Journey, created by Thatgamecompany and released for PlayStation 3 (I played mobile), is a game designed for up to two players who are open to slower, more atmospheric, and emotionally reflective experiences. Although it is often described as an adventure game rather than a pure walking simulator, it uses many walking-sim values: limited mechanics, environmental storytelling, quiet exploration, and an emphasis on feeling over winning. My argument is that Journey tells its story by making walking meaningful. Movement is not just transportation between story moments. Instead, walking becomes the story’s main language.
Clark explains that “walking sim” originally started as an insult for games that seemed to take out the parts people usually expect from video games, like combat, failure, or difficult puzzles. But the article argues that this misses the point. Walking sims are not interesting because they have “less” gameplay. They are interesting because they make room for different kinds of gameplay, like exploring, noticing details, feeling atmosphere, and experiencing a story at your own pace. Journey is a good example of this. Its mechanics may be simple, but they are not empty. Because there is no constant fighting or complicated objective system, the player pays more attention to the world, the mood, and the feeling of moving through the landscape.
One of Journey’s cleverest design choices is the mountain. From the start, the glowing mountain appears in the distance, partially hidden by haze and light. In my screenshots, the mountain is not marked with a giant arrow or objective text. It simply sits there, glowing, visible enough to guide the player but distant enough to feel unreachable. This is strong visual design because the environment itself performs the role of instruction. The game does not need to say, “Go here.” The landscape teaches the player what matters. The mountain becomes both a destination and a promise.

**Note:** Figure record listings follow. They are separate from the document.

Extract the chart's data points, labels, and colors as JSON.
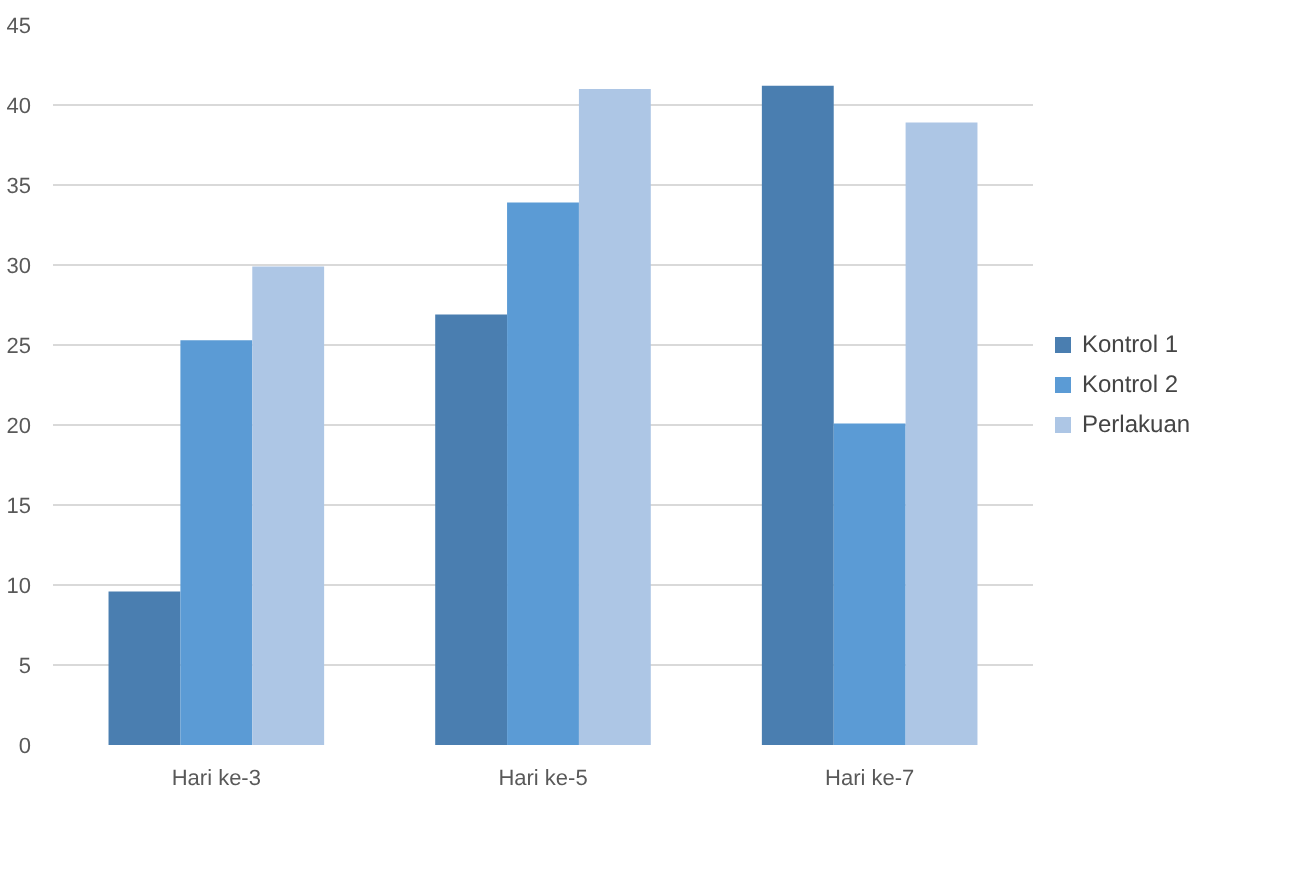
{
  "chart_data": {
    "type": "bar",
    "categories": [
      "Hari ke-3",
      "Hari ke-5",
      "Hari ke-7"
    ],
    "series": [
      {
        "name": "Kontrol 1",
        "color": "#4a7eb0",
        "values": [
          9.6,
          26.9,
          41.2
        ]
      },
      {
        "name": "Kontrol 2",
        "color": "#5b9bd5",
        "values": [
          25.3,
          33.9,
          20.1
        ]
      },
      {
        "name": "Perlakuan",
        "color": "#adc6e5",
        "values": [
          29.9,
          41.0,
          38.9
        ]
      }
    ],
    "ylim": [
      0,
      45
    ],
    "yticks": [
      0,
      5,
      10,
      15,
      20,
      25,
      30,
      35,
      40,
      45
    ],
    "grid": "y",
    "legend": "right"
  }
}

The desert and ruins both tell the story through movement. In the early screenshots, the player is a tiny robed figure surrounded by huge dunes and warm golden light, making them feel more like a small traveler than a powerful hero. Walking through sand feels slow, while sliding down dunes feels graceful and freeing, so the player feels the mood change through the way they move. Later, the ruins add history to that feeling. Broken bridges, tiled platforms, glowing cloth fragments, and massive abandoned buildings suggest that a civilization once existed there, but the game does not explain everything through dialogue. Instead, it asks the player to walk through the evidence. The broken architecture is not just decoration, but it changes where the player looks, how they move, and what they imagine.

Journey feels different from many violent games because movement is not about controlling or beating the space. In combat-based games, you usually move to hide, attack, collect weapons, or get to the next fight. In Journey, the desert, ruins, and mountain are there for you to move through and respond to. Violence is still present through the machine-like creatures and the ruined world, but the player is not given a weapon or a way to fight back. Instead of focusing on defeating an enemy, the player has to get through the danger. This makes the story less about power and more about survival. The game still has tension, but it does not need combat.
The online multiplayer system strengthens this argument. When another traveler appears, there is no voice chat or text chat. Players can only communicate through movement and small musical chirps. You can choose to wait for the other person, guide them, chirp back, or travel beside them. In violent multiplayer games, another player is often an opponent, target, or strategic teammate. In Journey, another player becomes a temporary companion. The design removes many tools for domination and replaces them with small gestures of care. Walking together becomes the main form of relationship.
A useful comparison is Gone Home, another game often discussed in relation to walking simulators. Gone Home uses walking as investigation. The player moves through a house, examining objects to uncover a specific family story. Journey uses walking differently. It is less about collecting concrete information and more about moving through an emotional and symbolic arc. In Gone Home, walking means searching. In Journey, walking means becoming. This comparison shows that walking can create different kinds of storytelling depending on how the game designs space and movement.
One critique of Journey is that its abstraction can sometimes make the story feel vague. The lack of dialogue and explanation creates beauty and openness, but it can also make the world’s history difficult to understand. Compared to Gone Home, where objects provide specific narrative evidence, Journey sometimes relies so heavily on mood that the player may feel the emotion without fully understanding the stakes. More interactive environmental clues, such as additional murals or ruins that respond to the player, could deepen the world without ruining the quietness that makes the game powerful.

Still, Journey works because its design choices all support the same idea. The walking, silence, visuals, limited violence, and anonymous companion system all push the player to slow down and pay attention. The game shows that walking is not just filler between “real” gameplay moments. It can create tension, loneliness, and wonder on its own. It is how the game builds its story, especially through the slow climb toward the mountain and the quiet experience of traveling with another player.